Avec une production chaotique, le nouveau spin-off de la saga consacré à ce bon Han Solo sentait le désastre. Mais Solo est finalement une bonne surprise. S’il confirme une stratégie de la part de Disney, semblable à celle appliquée aux Avengers, pour rendre toujours plus lucrative la célèbre franchise intergalactique, il y gagne cependant une forme de légèreté, bien loin de la noirceur artificielle et étouffante des trois précédents films. Solo est avant tout un pop corn movie fun – renouant avec l’esprit originel des trois premiers épisodes de la saga – marqué par un côté vintage, qui le rapprocherait de Ready Player One. Comme si la génération de Ron Howard et Steven Spielberg avait décidé de revenir s’amuser en procédant à une réorganisation d’auto-références et d’entremêlement des genres.
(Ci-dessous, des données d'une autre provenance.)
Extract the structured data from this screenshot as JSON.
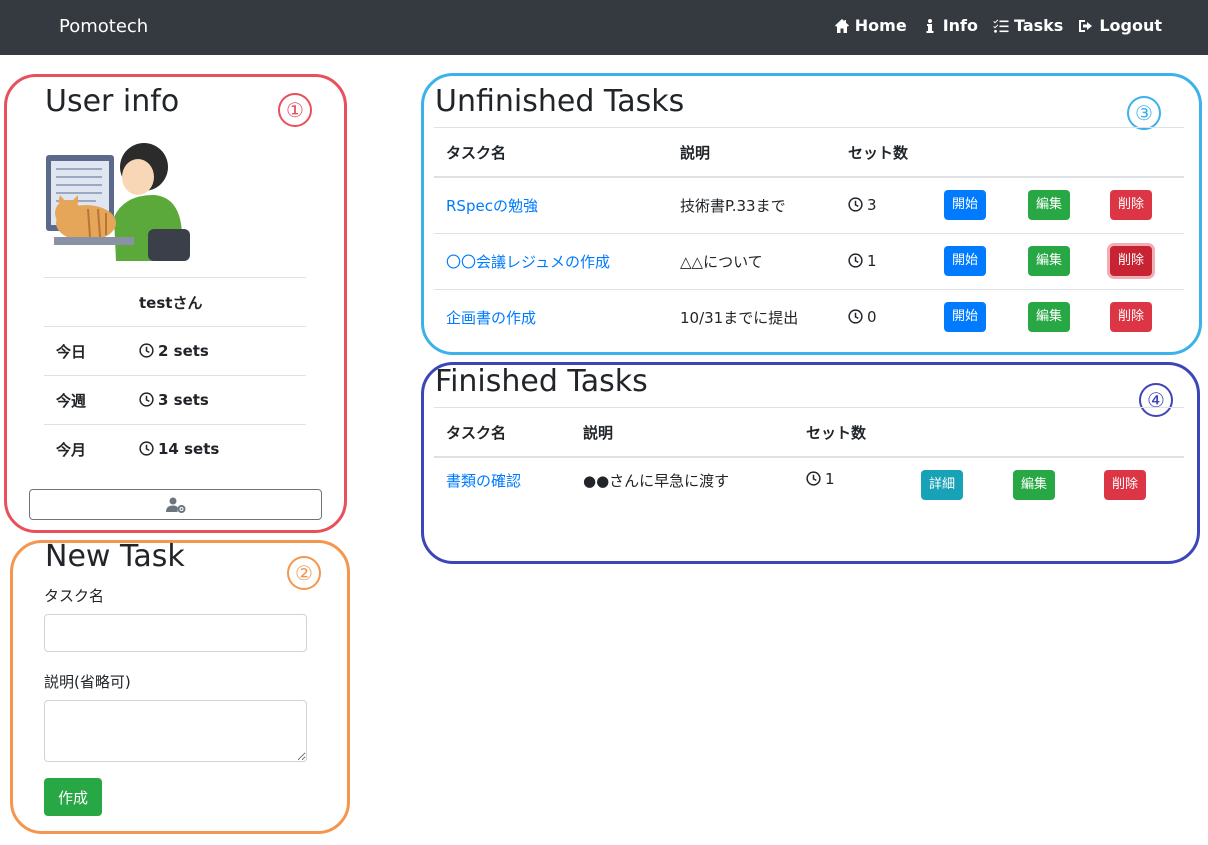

Un divertissement où le récit devient finalement jeu et clins d’œil pop. Solo n’échappe évidemment pas au fan service en tentant de répondre à des questions que l’on ne se posait pas vraiment sur la formation d’Han Solo. Mais une fois les principales réponses données, le scénario, plutôt habile, transforme le film en jeu de dupes entre les personnages et déploie quelques bonnes idées comiques correctement exploitées comme la relation entre Lando et L3, le robot militant, plus humain que jamais. Le casting est par ailleurs un des points forts du film – citons principalement Woody Harrelson et Donald Glover, tandis que Alden Ehrenreich parvient à exister en évitant l’imitation forcée d’Harrison Ford. Enfin, Solo contient une excellente scène d’attaque d’un convoi ferroviaire au cœur des montagnes qui constitue une véritable réussite de mise en scène, et rien que pour ça le film vaut le coup.
Mathieu Champalaune
On a quelques doutes…
Le pari était risqué. Raconter la jeunesse du plus célèbre contrebandier de l’espace, indissociable dans les esprits de chacun du charismatique Harrison Ford, l’est même doublement. Car au-delà de l’héritage empoisonné qui incombe à son successeur, Alden Ehrenreich, les premiers faits d’armes d’Han Solo semblent bien étrangers à la mythologie sur laquelle s’est construite la saga. Supprimer à la fois les Jedis et les combats contre l’Empire, c’est délester l’intrigue de ce qu’elle a de plus épique et remarquable. On aurait par conséquent attendu une proposition innovante, un univers autonome capable de contrebalancer cette absence. Et c’est précisément là que le film de Ron Howard fait fausse route. Non seulement, il n’apporte aucun élément véritablement nouveau mais il s’enlise, à l’inverse, dans une série de clins d’œil aux précédents opus pour mieux dissimuler la pauvreté du scénario. Du droïde pour la note d’humour, au couple d’aventuriers, jusqu’au méchant psychopathe, chaque ingrédient participe à une recette tant de fois goûtée qu’elle en a perdu sa saveur. Les tentatives pour construire une esthétique un rien novatrice, comme la planète Corellia, sont rapidement balayées par la fadeur des personnages et l’absence de scènes véritablement marquantes. Quant au droïde féminin se battant pour la libération des siens, il s’apparente essentiellement à une tentative grossière d’exploiter la « mode » du féminisme. Surfant sur le fan service, Solo s’en tient, finalement, à une logique purement mercantile qui confirme le devenir de Star Wars en marque déposée dont les dernières réalisations ne sont rien de plus que des produits dérivés. Et nous prouve que se contenter de décliner les mêmes codes familiers ne suffit pas à faire un film.
Léa Casagrande
Réalisé par Ron Howard. Écrit par Lawrence Kasdan et Jon Kasdan. Avec Alden Ehrenreich, Emilia Clarke
Donald Glover et Woody Harrelson. Science fiction, Fantastique. États-Unis. 2018. 2h15. Distribution : The Walt Disney Company France. Sortie : 23 mai 2018.